Pour partager ses réflexions, le romancier a eu l’heureuse idée de littéralement camper ses personnages dans un camp d’été dirigé par les Frères de Saint-Raphaël au milieu des années 1960. Le directeur du camp Saint-Antonin est perçu comme «un vieux meuble». Ce Frère archiviste photographie les campeurs en action avec peu de doigté; il «fige l’instant plutôt que d’exprimer le mouvement même de la vie».

La vie ne manque pourtant pas dans un camp fréquenté essentiellement par des jeunes démunis, en manque d’affection, issus de foyers brisés. Les prouesses de plein air et les défis artistiques s’entrecoupent allègrement.

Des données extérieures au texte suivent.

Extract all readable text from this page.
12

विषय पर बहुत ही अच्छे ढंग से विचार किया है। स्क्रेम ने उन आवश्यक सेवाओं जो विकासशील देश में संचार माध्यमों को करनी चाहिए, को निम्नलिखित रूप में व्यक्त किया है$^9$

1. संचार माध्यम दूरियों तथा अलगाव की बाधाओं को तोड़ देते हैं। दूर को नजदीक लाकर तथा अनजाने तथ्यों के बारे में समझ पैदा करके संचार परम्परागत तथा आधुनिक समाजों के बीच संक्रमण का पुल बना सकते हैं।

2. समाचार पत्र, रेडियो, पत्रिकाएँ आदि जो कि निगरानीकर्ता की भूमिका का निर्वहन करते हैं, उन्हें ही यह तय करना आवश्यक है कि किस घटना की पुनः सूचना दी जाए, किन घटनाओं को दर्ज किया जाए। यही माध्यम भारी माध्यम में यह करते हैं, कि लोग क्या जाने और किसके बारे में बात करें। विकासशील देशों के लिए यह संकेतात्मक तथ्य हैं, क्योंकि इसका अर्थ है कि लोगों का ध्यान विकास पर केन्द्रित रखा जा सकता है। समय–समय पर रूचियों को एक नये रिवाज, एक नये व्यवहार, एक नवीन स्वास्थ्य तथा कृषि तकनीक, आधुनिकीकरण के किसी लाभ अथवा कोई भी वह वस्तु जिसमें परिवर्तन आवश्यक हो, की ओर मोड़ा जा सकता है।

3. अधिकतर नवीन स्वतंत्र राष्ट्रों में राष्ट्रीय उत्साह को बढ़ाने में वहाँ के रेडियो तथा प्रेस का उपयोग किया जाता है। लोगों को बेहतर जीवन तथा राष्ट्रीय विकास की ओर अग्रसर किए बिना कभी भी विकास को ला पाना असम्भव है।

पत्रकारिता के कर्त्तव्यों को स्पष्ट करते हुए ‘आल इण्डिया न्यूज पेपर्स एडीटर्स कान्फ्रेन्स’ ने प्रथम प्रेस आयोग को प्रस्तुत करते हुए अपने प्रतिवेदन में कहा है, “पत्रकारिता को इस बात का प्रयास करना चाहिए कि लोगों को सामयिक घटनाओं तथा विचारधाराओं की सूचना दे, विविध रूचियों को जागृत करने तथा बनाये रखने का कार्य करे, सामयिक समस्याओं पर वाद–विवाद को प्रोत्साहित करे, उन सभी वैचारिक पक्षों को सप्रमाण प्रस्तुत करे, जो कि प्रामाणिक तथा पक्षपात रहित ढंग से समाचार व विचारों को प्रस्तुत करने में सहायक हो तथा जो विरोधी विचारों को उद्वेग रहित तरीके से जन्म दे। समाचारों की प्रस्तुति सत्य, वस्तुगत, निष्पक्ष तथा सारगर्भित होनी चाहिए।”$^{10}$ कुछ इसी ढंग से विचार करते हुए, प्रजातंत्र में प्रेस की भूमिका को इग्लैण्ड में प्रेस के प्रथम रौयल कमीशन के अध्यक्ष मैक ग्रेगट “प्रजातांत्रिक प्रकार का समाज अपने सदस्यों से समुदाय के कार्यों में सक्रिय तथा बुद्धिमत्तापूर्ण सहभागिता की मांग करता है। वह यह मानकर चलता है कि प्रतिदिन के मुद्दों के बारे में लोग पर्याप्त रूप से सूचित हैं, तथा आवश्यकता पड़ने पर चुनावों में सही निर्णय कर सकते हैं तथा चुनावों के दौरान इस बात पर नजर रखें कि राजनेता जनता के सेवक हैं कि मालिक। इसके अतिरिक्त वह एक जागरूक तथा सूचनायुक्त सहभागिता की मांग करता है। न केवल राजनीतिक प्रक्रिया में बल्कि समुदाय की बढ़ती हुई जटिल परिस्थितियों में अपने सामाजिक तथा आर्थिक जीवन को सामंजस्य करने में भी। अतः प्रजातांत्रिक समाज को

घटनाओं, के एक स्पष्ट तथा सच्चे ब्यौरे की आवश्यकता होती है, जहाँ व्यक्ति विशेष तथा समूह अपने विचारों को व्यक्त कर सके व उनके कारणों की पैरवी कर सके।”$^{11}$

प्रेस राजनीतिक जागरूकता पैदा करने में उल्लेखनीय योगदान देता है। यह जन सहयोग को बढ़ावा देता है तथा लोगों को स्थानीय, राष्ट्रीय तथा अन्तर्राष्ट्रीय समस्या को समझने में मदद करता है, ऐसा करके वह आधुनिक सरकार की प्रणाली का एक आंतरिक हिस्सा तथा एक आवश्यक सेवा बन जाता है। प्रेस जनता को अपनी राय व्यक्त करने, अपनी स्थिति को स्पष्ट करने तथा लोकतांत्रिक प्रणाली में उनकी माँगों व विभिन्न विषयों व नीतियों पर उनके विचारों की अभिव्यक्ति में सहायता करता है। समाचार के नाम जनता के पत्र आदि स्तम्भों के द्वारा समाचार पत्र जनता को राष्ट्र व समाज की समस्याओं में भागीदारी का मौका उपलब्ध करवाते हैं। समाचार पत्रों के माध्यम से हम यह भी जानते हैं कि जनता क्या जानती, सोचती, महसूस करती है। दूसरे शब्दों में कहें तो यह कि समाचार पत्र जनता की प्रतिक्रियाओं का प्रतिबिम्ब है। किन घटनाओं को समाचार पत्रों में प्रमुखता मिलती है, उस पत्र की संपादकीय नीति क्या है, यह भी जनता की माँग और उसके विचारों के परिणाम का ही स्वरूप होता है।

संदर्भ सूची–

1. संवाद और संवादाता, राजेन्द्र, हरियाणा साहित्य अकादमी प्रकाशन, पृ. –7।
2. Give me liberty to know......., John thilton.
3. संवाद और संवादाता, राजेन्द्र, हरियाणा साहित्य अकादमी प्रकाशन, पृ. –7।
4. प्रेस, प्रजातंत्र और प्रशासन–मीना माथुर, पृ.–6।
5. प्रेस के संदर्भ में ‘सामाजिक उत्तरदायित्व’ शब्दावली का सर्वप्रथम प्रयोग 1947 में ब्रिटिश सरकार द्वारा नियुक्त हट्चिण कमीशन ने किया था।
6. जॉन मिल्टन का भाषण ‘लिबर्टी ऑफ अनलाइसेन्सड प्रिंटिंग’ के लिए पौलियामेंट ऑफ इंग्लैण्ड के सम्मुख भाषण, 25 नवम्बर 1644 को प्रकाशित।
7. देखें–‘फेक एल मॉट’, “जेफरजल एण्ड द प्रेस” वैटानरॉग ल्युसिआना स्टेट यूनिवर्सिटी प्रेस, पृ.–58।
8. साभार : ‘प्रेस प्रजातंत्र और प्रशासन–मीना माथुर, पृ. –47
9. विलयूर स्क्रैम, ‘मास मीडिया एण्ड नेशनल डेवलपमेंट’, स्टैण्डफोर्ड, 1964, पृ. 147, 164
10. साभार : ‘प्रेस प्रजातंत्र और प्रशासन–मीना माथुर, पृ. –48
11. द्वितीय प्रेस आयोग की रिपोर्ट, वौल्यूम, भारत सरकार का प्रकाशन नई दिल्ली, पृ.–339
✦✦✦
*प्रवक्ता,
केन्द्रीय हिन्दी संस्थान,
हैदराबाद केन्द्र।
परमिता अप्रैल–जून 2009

Bruno Roy prend soin de noter que même si les Frères vivent tout un été avec ces jeunes démunis, dans des activités communes, ils doivent toujours éviter de devenir des pères adoptifs. L’auteur utilise une image de Jacques Ferron pour illustrer cette réalité: «Les saules d’une berge ne mêlent pas leurs branches d’une rive à l’autre, au-dessus des eaux communes.»

Le roman fait évoluer une brochette de personnages, du plus in au plus vieux jeu. Celui qui s’occupe des plus jeunes campeurs, les Oisillons, adopte les tics et les gestes de son idole, le cardinal Léger (archevêque de Montréal de 1950 à 1967).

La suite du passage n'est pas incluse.